The stomach cramping that accompanies a testicular impact has a precise anatomical origin. During fetal development, the testes form near the kidneys before descending into the scrotum around the seventh month of gestation, pulling their nerve supply with them. When struck, pain signals travel upward along those original pathways, producing referred pain felt deep in the abdomen.
The Evolutionary Trap Behind Difficult Childbirth
Human childbirth is significantly harder than in other primates, and scientists have been arguing about why for nearly a century.
The most widely cited explanation is the obstetrical dilemma. The theory holds that the human pelvis faces two competing pressures: it must be narrow enough to support efficient bipedal walking, but wide enough to pass a large-brained infant. “This trade-off explains why we have such helpless infants, but also very painful and long births,” said Nicole Webb, a paleoanthropologist at the University of Tübingen and the University of Zurich, in comments to Discover Magazine.

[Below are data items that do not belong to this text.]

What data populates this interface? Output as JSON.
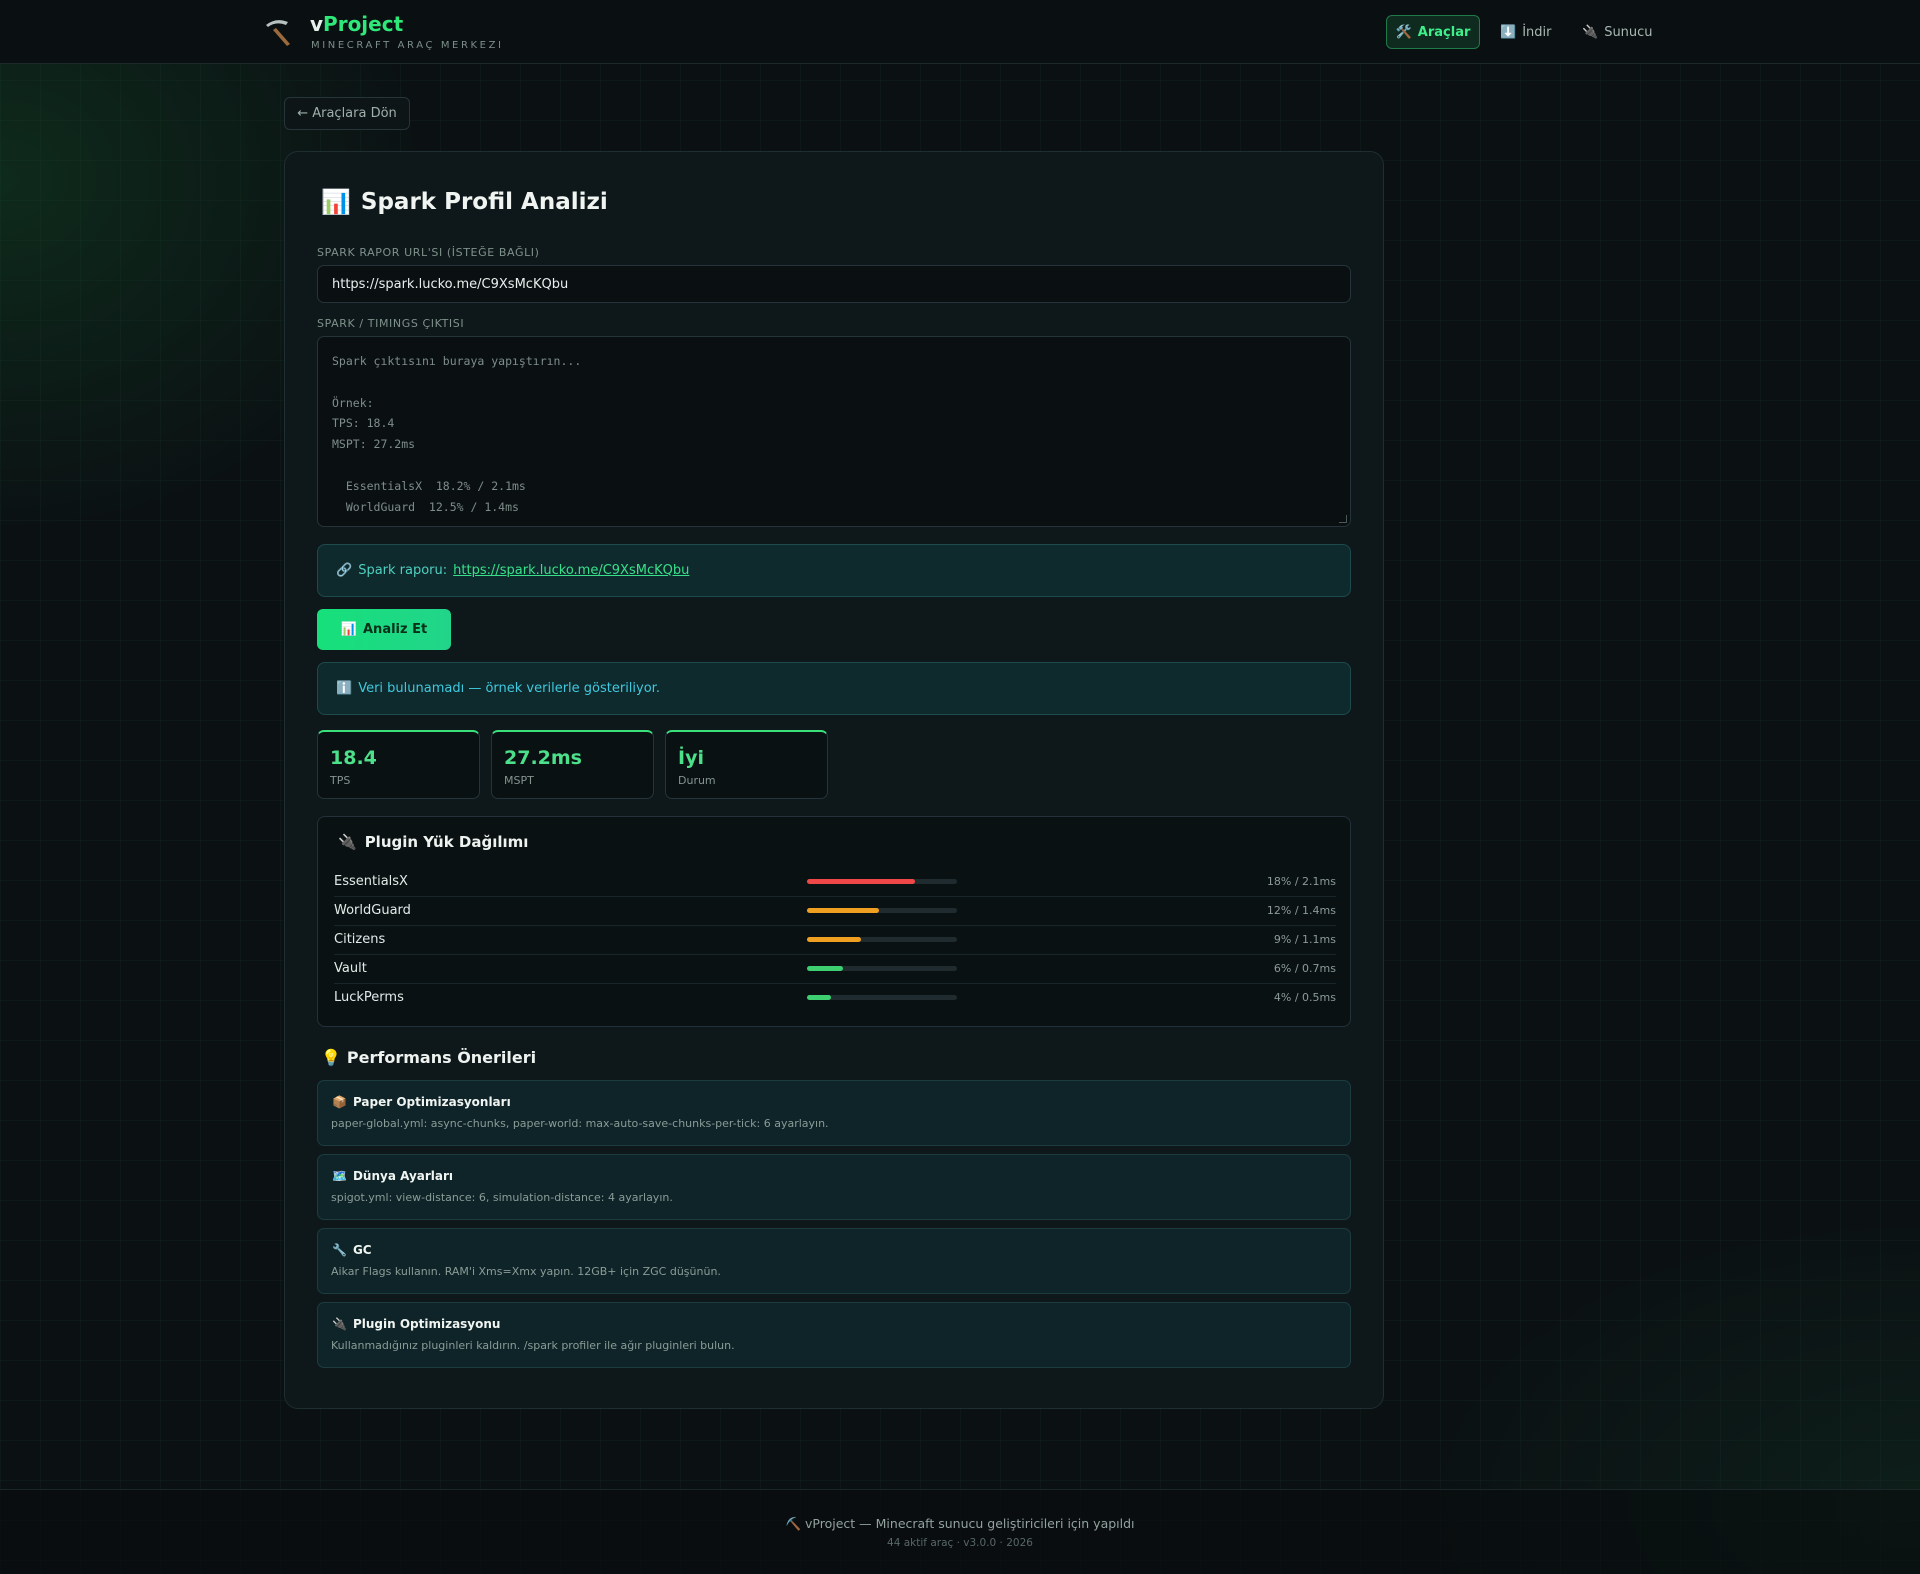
{
  "header": {
    "brand_v": "v",
    "brand_rest": "Project",
    "subtitle": "MINECRAFT ARAÇ MERKEZI",
    "nav": {
      "tools": "Araçlar",
      "download": "İndir",
      "server": "Sunucu"
    }
  },
  "back_label": "← Araçlara Dön",
  "card": {
    "title": "Spark Profil Analizi",
    "url_label": "SPARK RAPOR URL'SI (İSTEĞE BAĞLI)",
    "url_value": "https://spark.lucko.me/C9XsMcKQbu",
    "output_label": "SPARK / TIMINGS ÇIKTISI",
    "output_placeholder": "Spark çıktısını buraya yapıştırın...\n\nÖrnek:\nTPS: 18.4\nMSPT: 27.2ms\n\n  EssentialsX  18.2% / 2.1ms\n  WorldGuard  12.5% / 1.4ms",
    "report_prefix": "Spark raporu:",
    "report_link": "https://spark.lucko.me/C9XsMcKQbu",
    "analyze_label": "Analiz Et",
    "info_text": "Veri bulunamadı — örnek verilerle gösteriliyor."
  },
  "stats": [
    {
      "value": "18.4",
      "label": "TPS"
    },
    {
      "value": "27.2ms",
      "label": "MSPT"
    },
    {
      "value": "İyi",
      "label": "Durum"
    }
  ],
  "plugins": {
    "title": "Plugin Yük Dağılımı",
    "items": [
      {
        "name": "EssentialsX",
        "stat": "18% / 2.1ms",
        "percent": 72,
        "color": "#f04848"
      },
      {
        "name": "WorldGuard",
        "stat": "12% / 1.4ms",
        "percent": 48,
        "color": "#f0a020"
      },
      {
        "name": "Citizens",
        "stat": "9% / 1.1ms",
        "percent": 36,
        "color": "#f0a020"
      },
      {
        "name": "Vault",
        "stat": "6% / 0.7ms",
        "percent": 24,
        "color": "#3ed070"
      },
      {
        "name": "LuckPerms",
        "stat": "4% / 0.5ms",
        "percent": 16,
        "color": "#3ed070"
      }
    ]
  },
  "recommendations": {
    "title": "Performans Önerileri",
    "items": [
      {
        "icon": "📦",
        "title": "Paper Optimizasyonları",
        "desc": "paper-global.yml: async-chunks, paper-world: max-auto-save-chunks-per-tick: 6 ayarlayın."
      },
      {
        "icon": "🗺️",
        "title": "Dünya Ayarları",
        "desc": "spigot.yml: view-distance: 6, simulation-distance: 4 ayarlayın."
      },
      {
        "icon": "🔧",
        "title": "GC",
        "desc": "Aikar Flags kullanın. RAM'i Xms=Xmx yapın. 12GB+ için ZGC düşünün."
      },
      {
        "icon": "🔌",
        "title": "Plugin Optimizasyonu",
        "desc": "Kullanmadığınız pluginleri kaldırın. /spark profiler ile ağır pluginleri bulun."
      }
    ]
  },
  "footer": {
    "line1": "vProject — Minecraft sunucu geliştiricileri için yapıldı",
    "line2": "44 aktif araç · v3.0.0 · 2026"
  },
  "colors": {
    "accent": "#2ee87a",
    "stat_accent": "#4ce08a",
    "info": "#3fc9e0"
  }
}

Not everyone accepts this framing. Holly Dunsworth, a bioanthropologist at the University of Rhode Island, has argued the obstetrical dilemma lacks sufficient evidence. “People tend to get swept away by good stories,” she told Discover. Research has found no evidence that wide hips impair walking in modern humans, and some analyses suggest wider pelvises may actually be more mechanically efficient.
Dunsworth and colleagues proposed an alternative called the EGG hypothesis, for Energetics, Gestation and Growth. Their argument is that birth timing is constrained not by skeletal geometry but by the mother’s metabolic limits. Humans can sustain roughly 2 to 2.5 times their resting metabolic rate before physiological strain becomes unsustainable, and fetal energy demands approach that ceiling late in the third trimester, triggering labor before the body’s limits are breached.
A Third Factor: The Pelvic Floor’s Competing Job
Research published in Proceedings of the National Academy of Sciences from engineers at the University of Texas at Austin and the University of Vienna used finite element analysis, a structural modeling technique borrowed from civil engineering, to examine how the pelvic floor responds to the competing demands of childbirth and organ support.
Their findings showed that a larger pelvic canal would ease delivery, but the floor supporting it would become too slack to hold organs in place. “Although this dimension has made childbirth more difficult, we have evolved to a point where the pelvic floor and canal can balance supporting internal organs while also facilitating childbirth and making it as easy as possible,” said Krishna Kumar, an assistant professor who led the research.

Nicole Grunstra, an affiliated researcher at the University of Vienna, found that a thicker pelvic floor creates its own problem: “Being unable to push the baby through a resistant pelvic floor would equally complicate childbirth, despite the extra space available in the birth canal.” Pelvic floor thickness, she concluded, represents another evolutionary compromise with no clean fix.
And the Winner Is…
No one, and that is precisely the point. The deeper problem is that pain is subjective: what registers as torture for one person is a tickle for another. Science can map the nerve fibers, model the pelvis, and trace the referred ache to its embryological origin, but it cannot hand down a verdict on lived experience.
Testes owners may point at mothers of four and conclude childbirth cannot be that bad if someone signed up for it again. The rebuttal is fairly decisive: ball-busting is an actual kink. Repeat customers exist on both sides of this argument, which makes the case for universal suffering hard to sustain.
The answer guaranteed to disappoint everyone is a “tie“. One experience is a brief, acute shock the body is wired to make memorable. The other is a prolonged physiological event shaped by millions of years of competing biological constraints. Neither wins. At least everyone can agree on one thing: be grateful it is not kidney stones.